"You must know her, and you will see."
Mrs. Montgomery brushed away her tears, and blushed at having shed
them. "I should like to know your daughter," she answered; and then,
in an instant--"Don't let her marry him!"
Dr. Sloper went away with the words gently humming in his ears--
"Don't let her marry him!" They gave him the moral satisfaction of
which he had just spoken, and their value was the greater that they
had evidently cost a pang to poor little Mrs. Montgomery's family
pride.
CHAPTER XV
He had been puzzled by the way that Catherine carried herself; her
attitude at this sentimental crisis seemed to him unnaturally
passive. She had not spoken to him again after that scene in the
library, the day before his interview with Morris; and a week had
elapsed without making any change in her manner.
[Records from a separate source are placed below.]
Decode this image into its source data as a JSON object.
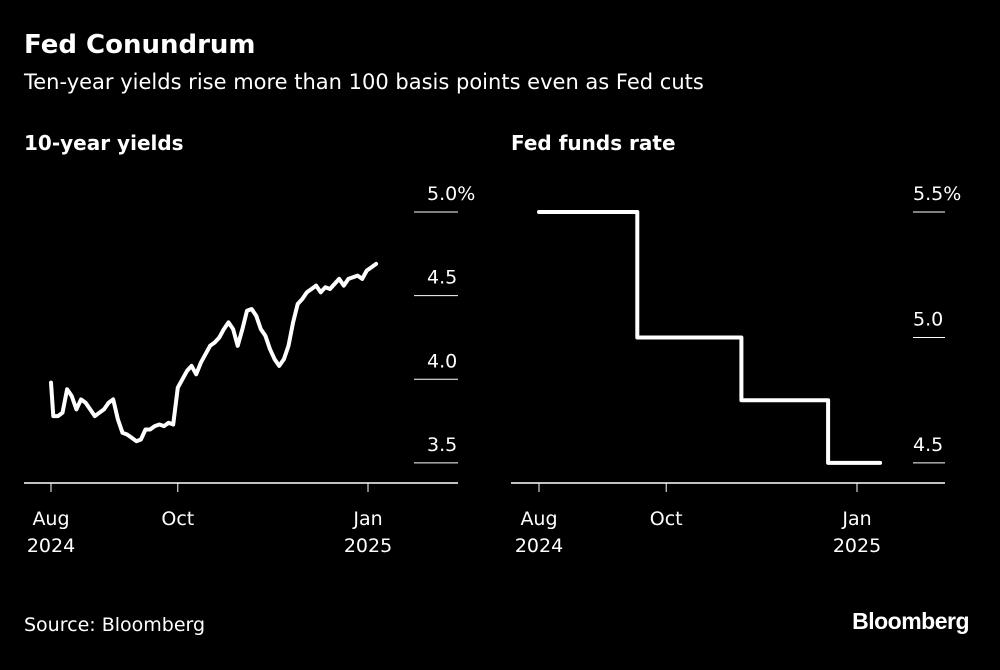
{
  "header": {
    "title": "Fed Conundrum",
    "subtitle": "Ten-year yields rise more than 100 basis points even as Fed cuts"
  },
  "footer": {
    "source": "Source: Bloomberg",
    "logo": "Bloomberg"
  },
  "colors": {
    "background": "#000000",
    "line": "#ffffff",
    "axis": "#ffffff"
  },
  "chart_data": [
    {
      "type": "line",
      "title": "10-year yields",
      "xlabel": "",
      "ylabel": "",
      "x_range": [
        0,
        27.5
      ],
      "ylim": [
        3.38,
        5.0
      ],
      "y_ticks": [
        {
          "value": 3.5,
          "label": "3.5"
        },
        {
          "value": 4.0,
          "label": "4.0"
        },
        {
          "value": 4.5,
          "label": "4.5"
        },
        {
          "value": 5.0,
          "label": "5.0%"
        }
      ],
      "x_ticks": [
        {
          "value": 0,
          "label": "Aug",
          "label2": "2024"
        },
        {
          "value": 11,
          "label": "Oct",
          "label2": ""
        },
        {
          "value": 27.5,
          "label": "Jan",
          "label2": "2025"
        }
      ],
      "x_unit": "weeks since Aug 1, 2024",
      "series": [
        {
          "name": "10-year yield",
          "x": [
            0,
            0.2,
            0.6,
            1.0,
            1.4,
            1.8,
            2.2,
            2.6,
            3.0,
            3.4,
            3.8,
            4.2,
            4.6,
            5.0,
            5.4,
            5.8,
            6.2,
            6.6,
            7.0,
            7.4,
            7.8,
            8.2,
            8.6,
            9.0,
            9.4,
            9.8,
            10.2,
            10.6,
            11.0,
            11.4,
            11.8,
            12.2,
            12.6,
            13.0,
            13.4,
            13.8,
            14.2,
            14.6,
            15.0,
            15.4,
            15.8,
            16.2,
            16.6,
            17.0,
            17.4,
            17.8,
            18.2,
            18.6,
            19.0,
            19.4,
            19.8,
            20.2,
            20.6,
            21.0,
            21.4,
            21.8,
            22.2,
            22.6,
            23.0,
            23.4,
            23.8,
            24.2,
            24.6,
            25.0,
            25.4,
            25.8,
            26.2,
            26.6,
            27.0,
            27.4,
            27.8,
            28.2
          ],
          "values": [
            3.98,
            3.78,
            3.78,
            3.8,
            3.94,
            3.9,
            3.82,
            3.88,
            3.86,
            3.82,
            3.78,
            3.8,
            3.82,
            3.86,
            3.88,
            3.76,
            3.68,
            3.67,
            3.65,
            3.63,
            3.64,
            3.7,
            3.7,
            3.72,
            3.73,
            3.72,
            3.74,
            3.73,
            3.95,
            4.0,
            4.05,
            4.08,
            4.03,
            4.1,
            4.15,
            4.2,
            4.22,
            4.25,
            4.3,
            4.34,
            4.3,
            4.2,
            4.3,
            4.41,
            4.42,
            4.38,
            4.3,
            4.26,
            4.18,
            4.12,
            4.08,
            4.12,
            4.2,
            4.34,
            4.45,
            4.48,
            4.52,
            4.54,
            4.56,
            4.52,
            4.55,
            4.54,
            4.57,
            4.6,
            4.56,
            4.6,
            4.61,
            4.62,
            4.6,
            4.65,
            4.67,
            4.69
          ]
        }
      ]
    },
    {
      "type": "line",
      "title": "Fed funds rate",
      "xlabel": "",
      "ylabel": "",
      "x_range": [
        0,
        27.5
      ],
      "ylim": [
        4.42,
        5.5
      ],
      "y_ticks": [
        {
          "value": 4.5,
          "label": "4.5"
        },
        {
          "value": 5.0,
          "label": "5.0"
        },
        {
          "value": 5.5,
          "label": "5.5%"
        }
      ],
      "x_ticks": [
        {
          "value": 0,
          "label": "Aug",
          "label2": "2024"
        },
        {
          "value": 11,
          "label": "Oct",
          "label2": ""
        },
        {
          "value": 27.5,
          "label": "Jan",
          "label2": "2025"
        }
      ],
      "x_unit": "weeks since Aug 1, 2024",
      "series": [
        {
          "name": "Fed funds rate (upper bound)",
          "x": [
            0,
            8.5,
            8.5,
            17.5,
            17.5,
            25,
            25,
            29.5
          ],
          "values": [
            5.5,
            5.5,
            5.0,
            5.0,
            4.75,
            4.75,
            4.5,
            4.5
          ]
        }
      ]
    }
  ]
}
There was nothing
in it that appealed for pity, and he was even a little disappointed
at her not giving him an opportunity to make up for his harshness by
some manifestation of liberality which should operate as a
compensation. He thought a little of offering to take her for a tour
in Europe; but he was determined to do this only in case she should
seem mutely to reproach him. He had an idea that she would display a
talent for mute reproaches, and he was surprised at not finding
himself exposed to these silent batteries. She said nothing, either
tacitly or explicitly, and as she was never very talkative, there was
now no especial eloquence in her reserve.